Julia was in the kitchen, filling a basket with snacks and fruit. She made a cheese sandwich and wrapped it in cling film. It was all very Little Red Riding Hood.
‘Won’t it get eaten by animals?’ I said.
She stared at the basket. ‘You’re right. I need something more secure. Like a metal box, with a key. I don’t have anything like that.’
‘Julia, do you really . . . Do you really think Lily could be living wild in the woods?’
She lay her hands flat on the counter, as if stopping herself from falling.
‘If there’s a chance . . . even the remotest chance . . .’
‘Ursula was lying. I don’t know why, but—’
‘I was not lying.’
I whirled around. Ursula stood in the kitchen doorway. She still wore her red coat even though it was warm in the house. Maybe she was one of those people who is always cold. Thin skin, weak blood. Anger bubbled up in me and I was about to give her a piece of my mind when she produced a mobile phone – one of those large iPhones – and said, ‘Look. I took a picture. You didn’t give me a chance to show it to you.’

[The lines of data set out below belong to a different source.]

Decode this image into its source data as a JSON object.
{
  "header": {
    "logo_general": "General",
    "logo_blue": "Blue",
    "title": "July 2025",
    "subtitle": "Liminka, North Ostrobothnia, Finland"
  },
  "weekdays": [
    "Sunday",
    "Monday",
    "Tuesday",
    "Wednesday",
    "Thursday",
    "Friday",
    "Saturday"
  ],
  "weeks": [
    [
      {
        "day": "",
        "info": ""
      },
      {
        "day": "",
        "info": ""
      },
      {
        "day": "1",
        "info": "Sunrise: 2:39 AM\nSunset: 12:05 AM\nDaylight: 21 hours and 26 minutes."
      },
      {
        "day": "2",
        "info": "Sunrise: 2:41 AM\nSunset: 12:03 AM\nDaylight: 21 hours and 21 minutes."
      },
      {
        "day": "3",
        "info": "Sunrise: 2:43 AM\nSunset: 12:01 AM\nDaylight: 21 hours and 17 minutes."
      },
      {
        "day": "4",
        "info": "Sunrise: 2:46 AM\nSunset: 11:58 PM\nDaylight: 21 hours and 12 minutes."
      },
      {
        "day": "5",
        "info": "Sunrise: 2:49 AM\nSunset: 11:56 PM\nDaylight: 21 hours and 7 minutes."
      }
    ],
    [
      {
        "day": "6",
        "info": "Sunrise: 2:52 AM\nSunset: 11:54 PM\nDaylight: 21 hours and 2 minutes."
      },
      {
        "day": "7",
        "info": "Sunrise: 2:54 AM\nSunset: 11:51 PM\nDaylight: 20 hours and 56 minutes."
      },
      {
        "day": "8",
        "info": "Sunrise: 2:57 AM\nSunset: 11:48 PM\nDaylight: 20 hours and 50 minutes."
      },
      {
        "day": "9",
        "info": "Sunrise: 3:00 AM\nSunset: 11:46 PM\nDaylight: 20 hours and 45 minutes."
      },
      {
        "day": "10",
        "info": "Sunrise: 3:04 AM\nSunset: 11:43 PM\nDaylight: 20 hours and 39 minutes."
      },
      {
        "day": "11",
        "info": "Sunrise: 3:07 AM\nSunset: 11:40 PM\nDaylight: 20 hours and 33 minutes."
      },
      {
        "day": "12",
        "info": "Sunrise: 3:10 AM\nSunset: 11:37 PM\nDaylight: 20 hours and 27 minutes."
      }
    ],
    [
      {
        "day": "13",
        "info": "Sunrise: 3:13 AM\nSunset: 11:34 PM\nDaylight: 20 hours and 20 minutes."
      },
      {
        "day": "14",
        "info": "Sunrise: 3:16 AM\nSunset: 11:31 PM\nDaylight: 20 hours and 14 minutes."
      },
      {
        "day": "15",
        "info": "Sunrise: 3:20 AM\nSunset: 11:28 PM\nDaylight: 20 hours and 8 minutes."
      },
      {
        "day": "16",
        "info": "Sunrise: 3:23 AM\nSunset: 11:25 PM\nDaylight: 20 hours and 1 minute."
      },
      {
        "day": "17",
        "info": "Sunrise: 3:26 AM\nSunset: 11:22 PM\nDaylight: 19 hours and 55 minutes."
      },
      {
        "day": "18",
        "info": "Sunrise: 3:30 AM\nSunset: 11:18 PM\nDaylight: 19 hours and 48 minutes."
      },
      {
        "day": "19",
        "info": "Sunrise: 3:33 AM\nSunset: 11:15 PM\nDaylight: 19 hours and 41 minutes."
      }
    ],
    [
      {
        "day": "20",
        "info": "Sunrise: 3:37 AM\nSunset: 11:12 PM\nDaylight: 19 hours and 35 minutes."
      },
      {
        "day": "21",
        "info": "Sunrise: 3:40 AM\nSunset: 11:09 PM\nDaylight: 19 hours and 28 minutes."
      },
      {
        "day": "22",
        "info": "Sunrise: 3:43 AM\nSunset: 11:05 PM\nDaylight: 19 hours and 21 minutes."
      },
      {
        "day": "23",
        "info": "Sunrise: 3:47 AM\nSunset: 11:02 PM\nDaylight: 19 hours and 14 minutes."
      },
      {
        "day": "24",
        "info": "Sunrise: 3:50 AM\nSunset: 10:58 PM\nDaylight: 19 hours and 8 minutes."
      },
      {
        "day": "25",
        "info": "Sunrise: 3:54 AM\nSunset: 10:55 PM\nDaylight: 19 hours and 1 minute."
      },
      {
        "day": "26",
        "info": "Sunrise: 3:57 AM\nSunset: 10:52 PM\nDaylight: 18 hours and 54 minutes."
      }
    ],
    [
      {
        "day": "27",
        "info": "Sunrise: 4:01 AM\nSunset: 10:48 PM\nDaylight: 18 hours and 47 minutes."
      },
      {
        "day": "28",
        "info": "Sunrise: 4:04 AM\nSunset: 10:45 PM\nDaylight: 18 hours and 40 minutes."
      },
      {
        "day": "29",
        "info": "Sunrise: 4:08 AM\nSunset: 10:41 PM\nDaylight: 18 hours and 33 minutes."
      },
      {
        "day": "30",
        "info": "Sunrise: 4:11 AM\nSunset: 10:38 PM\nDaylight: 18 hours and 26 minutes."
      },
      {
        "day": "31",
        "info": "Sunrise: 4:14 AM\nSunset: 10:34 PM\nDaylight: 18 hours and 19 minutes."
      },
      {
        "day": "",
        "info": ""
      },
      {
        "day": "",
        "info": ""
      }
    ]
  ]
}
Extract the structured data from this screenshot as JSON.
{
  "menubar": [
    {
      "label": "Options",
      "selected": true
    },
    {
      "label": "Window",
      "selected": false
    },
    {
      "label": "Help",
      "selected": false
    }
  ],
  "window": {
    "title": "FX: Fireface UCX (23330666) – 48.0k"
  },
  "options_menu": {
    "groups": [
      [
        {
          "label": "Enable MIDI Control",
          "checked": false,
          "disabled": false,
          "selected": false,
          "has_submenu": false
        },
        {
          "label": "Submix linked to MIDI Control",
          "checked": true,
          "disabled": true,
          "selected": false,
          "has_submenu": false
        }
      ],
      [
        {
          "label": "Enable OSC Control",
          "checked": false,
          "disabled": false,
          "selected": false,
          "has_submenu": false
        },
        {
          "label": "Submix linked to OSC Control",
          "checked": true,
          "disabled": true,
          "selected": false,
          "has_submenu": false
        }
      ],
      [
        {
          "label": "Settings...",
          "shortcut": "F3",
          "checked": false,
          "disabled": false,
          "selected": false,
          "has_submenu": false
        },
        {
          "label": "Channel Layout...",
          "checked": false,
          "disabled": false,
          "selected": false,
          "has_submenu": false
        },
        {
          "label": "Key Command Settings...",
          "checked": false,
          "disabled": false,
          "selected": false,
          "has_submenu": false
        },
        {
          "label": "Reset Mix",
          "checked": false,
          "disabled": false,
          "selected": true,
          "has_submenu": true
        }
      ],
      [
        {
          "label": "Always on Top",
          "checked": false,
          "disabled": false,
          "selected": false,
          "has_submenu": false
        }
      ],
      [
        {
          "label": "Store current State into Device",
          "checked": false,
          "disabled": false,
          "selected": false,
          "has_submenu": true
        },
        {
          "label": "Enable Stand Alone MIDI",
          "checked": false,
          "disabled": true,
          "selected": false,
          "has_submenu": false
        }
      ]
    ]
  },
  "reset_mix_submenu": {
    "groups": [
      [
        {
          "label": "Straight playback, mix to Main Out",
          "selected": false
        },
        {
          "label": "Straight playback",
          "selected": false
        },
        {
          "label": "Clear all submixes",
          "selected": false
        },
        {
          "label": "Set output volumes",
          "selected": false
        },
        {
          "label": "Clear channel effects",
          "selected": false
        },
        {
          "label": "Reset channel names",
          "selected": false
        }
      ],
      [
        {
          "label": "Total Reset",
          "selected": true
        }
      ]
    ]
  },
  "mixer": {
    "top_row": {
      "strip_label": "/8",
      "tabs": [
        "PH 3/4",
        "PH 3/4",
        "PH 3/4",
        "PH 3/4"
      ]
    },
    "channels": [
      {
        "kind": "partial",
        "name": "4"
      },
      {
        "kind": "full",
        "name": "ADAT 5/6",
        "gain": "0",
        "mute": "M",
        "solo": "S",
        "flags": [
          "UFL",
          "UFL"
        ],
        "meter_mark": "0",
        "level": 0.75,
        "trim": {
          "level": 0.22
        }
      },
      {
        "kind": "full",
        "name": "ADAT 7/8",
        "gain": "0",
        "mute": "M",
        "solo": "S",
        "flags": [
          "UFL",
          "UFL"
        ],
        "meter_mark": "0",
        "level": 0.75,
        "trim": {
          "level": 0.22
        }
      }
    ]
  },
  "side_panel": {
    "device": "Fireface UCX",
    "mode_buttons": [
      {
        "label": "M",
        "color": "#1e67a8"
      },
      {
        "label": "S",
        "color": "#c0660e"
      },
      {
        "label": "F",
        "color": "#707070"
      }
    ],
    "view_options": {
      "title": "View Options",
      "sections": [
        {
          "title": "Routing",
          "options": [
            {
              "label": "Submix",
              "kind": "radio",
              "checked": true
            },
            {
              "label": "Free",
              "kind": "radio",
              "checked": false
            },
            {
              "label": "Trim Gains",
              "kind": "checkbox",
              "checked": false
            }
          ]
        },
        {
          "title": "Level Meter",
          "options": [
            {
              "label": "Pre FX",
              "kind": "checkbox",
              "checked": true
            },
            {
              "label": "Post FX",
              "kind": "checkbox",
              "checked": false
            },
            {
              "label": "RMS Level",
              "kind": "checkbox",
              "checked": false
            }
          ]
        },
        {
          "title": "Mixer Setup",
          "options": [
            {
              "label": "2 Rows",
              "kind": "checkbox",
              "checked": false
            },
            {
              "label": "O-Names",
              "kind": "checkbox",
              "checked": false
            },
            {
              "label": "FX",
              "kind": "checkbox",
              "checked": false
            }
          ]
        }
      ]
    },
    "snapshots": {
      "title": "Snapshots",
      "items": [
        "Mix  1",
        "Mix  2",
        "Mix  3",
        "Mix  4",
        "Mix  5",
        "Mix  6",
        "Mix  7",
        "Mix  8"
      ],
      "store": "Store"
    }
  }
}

Julia began trembling as Ursula unlocked the phone and located the photos app.
‘There. See.’
I couldn’t believe it, but there it was. A picture of the edge of the woods where Julia and I had just stood. And in front of the trees, facing the camera, was a child.
‘I’m afraid it’s not very clear,’ Ursula said, as Julia took the phone from her and zoomed in on the figure. It was a girl with long brown hair. She was wearing a blue coat and jeans.